Gegen das Einstimmigkeitsprinzip
Er warb für eine geopolitische Union, die es mit Russland und China aufnehmen kann und bekräftigte, dass die Westbalkan-Staaten, die Ukraine, Moldau und perspektivisch auch Georgien, Teil der EU werden sollen. Dass die Integration der sechs Westbalkan-Länder in 20 Jahren kaum vorangekommen ist, nannte Scholz "wirklich peinlich".
Um weitere Staaten aufnehmen zu können, müsse die Gemeinschaft nach Ansicht des Bundeskanzlers ihre Entscheidungsprozesse verändern, um zu verhindern, dass einzelne Mitgliedsstaaten Beschlüsse mit ihrem Veto blockieren. Scholz bekräftigte seine Forderung nach mehr Ratsentscheidungen mit qualifizierter Mehrheit in der Außen- und Steuerpolitik.
Der Rückhalt des EU-Parlaments allein wird dabei allerdings wenig nützen, denn für die Abkehr vom Einstimmigkeitsprinzip bräuchte es einen einstimmigen Beschluss der Mitgliedsstaaten.
"Nicht auf den Heiligen Geist warten"
An die Mitgliedsstaaten appellierte Scholz, in der Migrationspolitik voran zu gehen anstatt darauf zu warten, dass die Solidarität "wie der Heilige Geist" über sie komme. Einen Tag vor dem Berliner Migrationsgipfel forderte der Bundeskanzler, die derzeit machbaren Pläne bis zur Europawahl umzusetzen.

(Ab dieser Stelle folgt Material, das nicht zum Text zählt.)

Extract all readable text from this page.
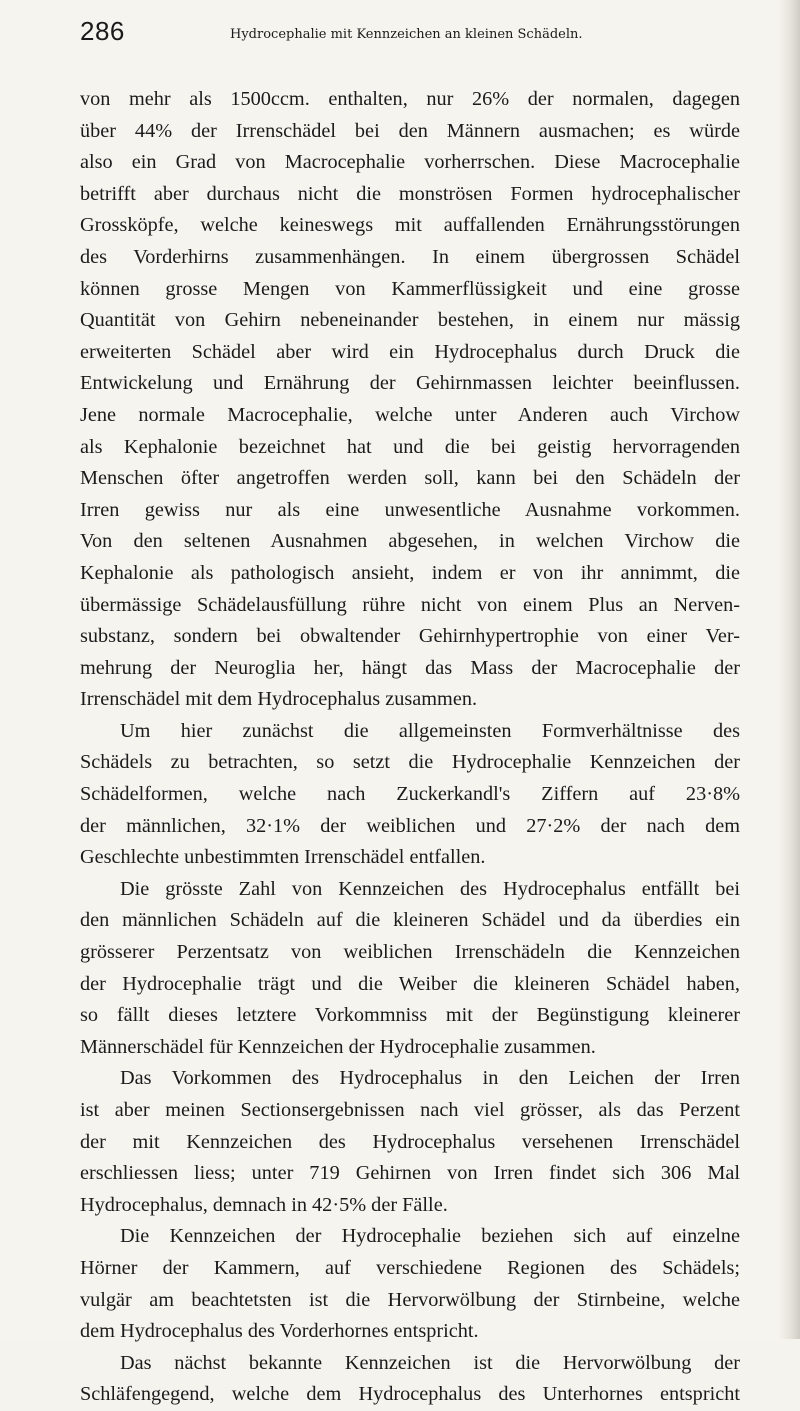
286	Hydrocephalie mit Kennzeichen an kleinen Schädeln.
von mehr als 1500ccm. enthalten, nur 26% der normalen, dagegen
über 44% der Irrenschädel bei den Männern ausmachen; es würde
also ein Grad von Macrocephalie vorherrschen. Diese Macrocephalie
betrifft aber durchaus nicht die monströsen Formen hydrocephalischer
Grossköpfe, welche keineswegs mit auffallenden Ernährungsstörungen
des Vorderhirns zusammenhängen. In einem übergrossen Schädel
können grosse Mengen von Kammerflüssigkeit und eine grosse
Quantität von Gehirn nebeneinander bestehen, in einem nur mässig
erweiterten Schädel aber wird ein Hydrocephalus durch Druck die
Entwickelung und Ernährung der Gehirnmassen leichter beeinflussen.
Jene normale Macrocephalie, welche unter Anderen auch Virchow
als Kephalonie bezeichnet hat und die bei geistig hervorragenden
Menschen öfter angetroffen werden soll, kann bei den Schädeln der
Irren gewiss nur als eine unwesentliche Ausnahme vorkommen.
Von den seltenen Ausnahmen abgesehen, in welchen Virchow die
Kephalonie als pathologisch ansieht, indem er von ihr annimmt, die
übermässige Schädelausfüllung rühre nicht von einem Plus an Nerven-
substanz, sondern bei obwaltender Gehirnhypertrophie von einer Ver-
mehrung der Neuroglia her, hängt das Mass der Macrocephalie der
Irrenschädel mit dem Hydrocephalus zusammen.
Um hier zunächst die allgemeinsten Formverhältnisse des
Schädels zu betrachten, so setzt die Hydrocephalie Kennzeichen der
Schädelformen, welche nach Zuckerkandl's Ziffern auf 23·8%
der männlichen, 32·1% der weiblichen und 27·2% der nach dem
Geschlechte unbestimmten Irrenschädel entfallen.
Die grösste Zahl von Kennzeichen des Hydrocephalus entfällt bei
den männlichen Schädeln auf die kleineren Schädel und da überdies ein
grösserer Perzentsatz von weiblichen Irrenschädeln die Kennzeichen
der Hydrocephalie trägt und die Weiber die kleineren Schädel haben,
so fällt dieses letztere Vorkommniss mit der Begünstigung kleinerer
Männerschädel für Kennzeichen der Hydrocephalie zusammen.
Das Vorkommen des Hydrocephalus in den Leichen der Irren
ist aber meinen Sectionsergebnissen nach viel grösser, als das Perzent
der mit Kennzeichen des Hydrocephalus versehenen Irrenschädel
erschliessen liess; unter 719 Gehirnen von Irren findet sich 306 Mal
Hydrocephalus, demnach in 42·5% der Fälle.
Die Kennzeichen der Hydrocephalie beziehen sich auf einzelne
Hörner der Kammern, auf verschiedene Regionen des Schädels;
vulgär am beachtetsten ist die Hervorwölbung der Stirnbeine, welche
dem Hydrocephalus des Vorderhornes entspricht.
Das nächst bekannte Kennzeichen ist die Hervorwölbung der
Schläfengegend, welche dem Hydrocephalus des Unterhornes entspricht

Das heißt konkret: Fachkräfte sollten legal kommen dürfen, Herkunfts- und Transitländer sollten Menschen ohne Bleiberecht zurücknehmen. Dazu müssten die Außengrenzen wirksam geschützt werden, wie beim EU-Gipfel vor einem Vierteljahr vereinbart.

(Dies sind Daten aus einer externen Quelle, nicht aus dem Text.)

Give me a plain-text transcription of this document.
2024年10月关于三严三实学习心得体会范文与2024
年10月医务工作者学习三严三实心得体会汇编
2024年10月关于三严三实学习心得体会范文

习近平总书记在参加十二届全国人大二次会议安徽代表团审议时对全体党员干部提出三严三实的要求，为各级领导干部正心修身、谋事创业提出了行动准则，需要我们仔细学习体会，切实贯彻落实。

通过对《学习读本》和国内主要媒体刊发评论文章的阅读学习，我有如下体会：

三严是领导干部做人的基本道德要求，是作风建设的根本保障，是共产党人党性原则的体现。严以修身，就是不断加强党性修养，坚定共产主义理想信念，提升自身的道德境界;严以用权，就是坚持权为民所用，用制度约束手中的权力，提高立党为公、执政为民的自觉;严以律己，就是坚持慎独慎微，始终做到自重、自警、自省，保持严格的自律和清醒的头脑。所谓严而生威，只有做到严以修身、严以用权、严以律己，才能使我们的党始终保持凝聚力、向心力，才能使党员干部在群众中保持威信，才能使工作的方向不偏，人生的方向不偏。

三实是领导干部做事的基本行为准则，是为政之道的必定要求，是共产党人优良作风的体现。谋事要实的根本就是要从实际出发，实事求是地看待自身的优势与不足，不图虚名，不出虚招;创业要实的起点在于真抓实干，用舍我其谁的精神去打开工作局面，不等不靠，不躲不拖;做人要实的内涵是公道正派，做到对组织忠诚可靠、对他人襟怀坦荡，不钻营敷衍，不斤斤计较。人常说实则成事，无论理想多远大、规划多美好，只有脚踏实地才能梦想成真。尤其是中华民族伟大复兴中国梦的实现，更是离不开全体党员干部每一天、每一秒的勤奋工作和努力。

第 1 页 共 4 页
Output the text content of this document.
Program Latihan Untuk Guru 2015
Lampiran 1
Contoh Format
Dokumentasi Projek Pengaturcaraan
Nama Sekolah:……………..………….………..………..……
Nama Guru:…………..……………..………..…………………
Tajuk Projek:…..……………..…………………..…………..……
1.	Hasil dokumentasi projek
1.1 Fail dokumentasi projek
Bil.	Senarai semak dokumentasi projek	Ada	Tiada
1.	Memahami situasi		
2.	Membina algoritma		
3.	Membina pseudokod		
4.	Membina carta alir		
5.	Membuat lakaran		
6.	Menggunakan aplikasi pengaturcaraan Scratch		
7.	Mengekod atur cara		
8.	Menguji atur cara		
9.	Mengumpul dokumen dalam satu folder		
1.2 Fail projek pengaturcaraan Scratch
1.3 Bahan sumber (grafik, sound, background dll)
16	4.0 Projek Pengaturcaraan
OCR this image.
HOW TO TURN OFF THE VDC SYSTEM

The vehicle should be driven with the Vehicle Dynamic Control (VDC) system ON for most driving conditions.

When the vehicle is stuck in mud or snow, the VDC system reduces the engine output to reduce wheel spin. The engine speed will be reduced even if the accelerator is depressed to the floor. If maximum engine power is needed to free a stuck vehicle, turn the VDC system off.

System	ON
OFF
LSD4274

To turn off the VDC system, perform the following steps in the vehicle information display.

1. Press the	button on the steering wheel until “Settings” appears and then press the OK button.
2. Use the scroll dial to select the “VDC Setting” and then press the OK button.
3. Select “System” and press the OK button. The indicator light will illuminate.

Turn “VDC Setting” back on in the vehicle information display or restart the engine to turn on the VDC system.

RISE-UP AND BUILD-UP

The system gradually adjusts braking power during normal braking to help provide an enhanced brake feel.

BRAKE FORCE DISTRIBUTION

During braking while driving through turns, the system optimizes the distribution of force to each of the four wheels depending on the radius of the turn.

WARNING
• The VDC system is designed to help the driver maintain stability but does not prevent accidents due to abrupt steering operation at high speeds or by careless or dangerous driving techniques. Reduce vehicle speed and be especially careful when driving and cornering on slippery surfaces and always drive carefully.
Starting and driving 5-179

Nicht konkreter geworden als in Prager Rede
Scholz' Ansprache im Plenum des EU-Parlaments ist seine zweite Grundsatzrede zu Europa seit Beginn seiner Amtszeit als Bundeskanzler. Was die deutsche Rolle in Europa und bei der Umsetzung der nötigen Reformen betrifft, wurde er darin nicht konkreter als in seiner Prager Rede vom vergangenen Sommer.

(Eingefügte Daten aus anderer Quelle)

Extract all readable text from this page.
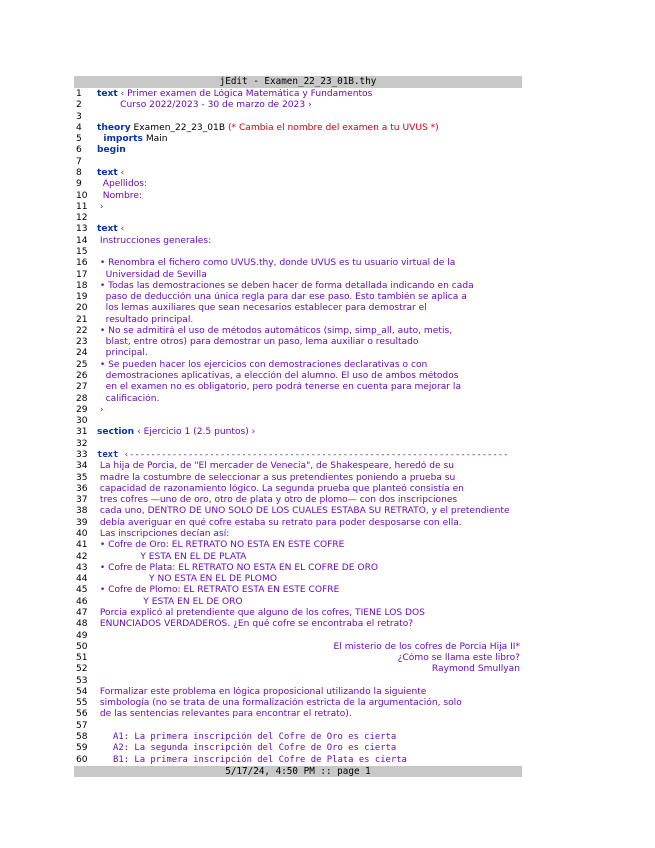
jEdit - Examen_22_23_01B.thy
1	text ‹ Primer examen de Lógica Matemática y Fundamentos
2	Curso 2022/2023 - 30 de marzo de 2023 ›
3
4	theory Examen_22_23_01B (* Cambia el nombre del examen a tu UVUS *)
5	imports Main
6	begin
7
8	text ‹
9	Apellidos:
10	Nombre:
11	›
12
13	text ‹
14	Instrucciones generales:
15
16	• Renombra el fichero como UVUS.thy, donde UVUS es tu usuario virtual de la
17	Universidad de Sevilla
18	• Todas las demostraciones se deben hacer de forma detallada indicando en cada
19	paso de deducción una única regla para dar ese paso. Esto también se aplica a
20	los lemas auxiliares que sean necesarios establecer para demostrar el
21	resultado principal.
22	• No se admitirá el uso de métodos automáticos (simp, simp_all, auto, metis,
23	blast, entre otros) para demostrar un paso, lema auxiliar o resultado
24	principal.
25	• Se pueden hacer los ejercicios con demostraciones declarativas o con
26	demostraciones aplicativas, a elección del alumno. El uso de ambos métodos
27	en el examen no es obligatorio, pero podrá tenerse en cuenta para mejorar la
28	calificación.
29	›
30
31	section ‹ Ejercicio 1 (2.5 puntos) ›
32
33	text ‹-----------------------------------------------------------------------
34	La hija de Porcia, de "El mercader de Venecia", de Shakespeare, heredó de su
35	madre la costumbre de seleccionar a sus pretendientes poniendo a prueba su
36	capacidad de razonamiento lógico. La segunda prueba que planteó consistía en
37	tres cofres —uno de oro, otro de plata y otro de plomo— con dos inscripciones
38	cada uno, DENTRO DE UNO SOLO DE LOS CUALES ESTABA SU RETRATO, y el pretendiente
39	debía averiguar en qué cofre estaba su retrato para poder desposarse con ella.
40	Las inscripciones decían así:
41	• Cofre de Oro: EL RETRATO NO ESTÁ EN ESTE COFRE
42	Y ESTÁ EN EL DE PLATA
43	• Cofre de Plata: EL RETRATO NO ESTÁ EN EL COFRE DE ORO
44	Y NO ESTÁ EN EL DE PLOMO
45	• Cofre de Plomo: EL RETRATO ESTA EN ESTE COFRE
46	Y ESTÁ EN EL DE ORO
47	Porcia explicó al pretendiente que alguno de los cofres, TIENE LOS DOS
48	ENUNCIADOS VERDADEROS. ¿En qué cofre se encontraba el retrato?
49
50	El misterio de los cofres de Porcia Hija II*
51	¿Cómo se llama este libro?
52	Raymond Smullyan
53
54	Formalizar este problema en lógica proposicional utilizando la siguiente
55	simbología (no se trata de una formalización estricta de la argumentación, solo
56	de las sentencias relevantes para encontrar el retrato).
57
58	A1: La primera inscripción del Cofre de Oro es cierta
59	A2: La segunda inscripción del Cofre de Oro es cierta
60	B1: La primera inscripción del Cofre de Plata es cierta
5/17/24, 4:50 PM :: page 1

Seitdem hat in Brüssel und einigen EU-Hauptstädten die Kritik an der deutschen Europapolitik deutlich zugenommen: Partner fühlten sich in Pläne der Bundesregierung nicht eingebunden, sie bemängeln zu lange Abstimmungsprozesse in Berlin und fehlendes Verständnis für EU-Verfahren.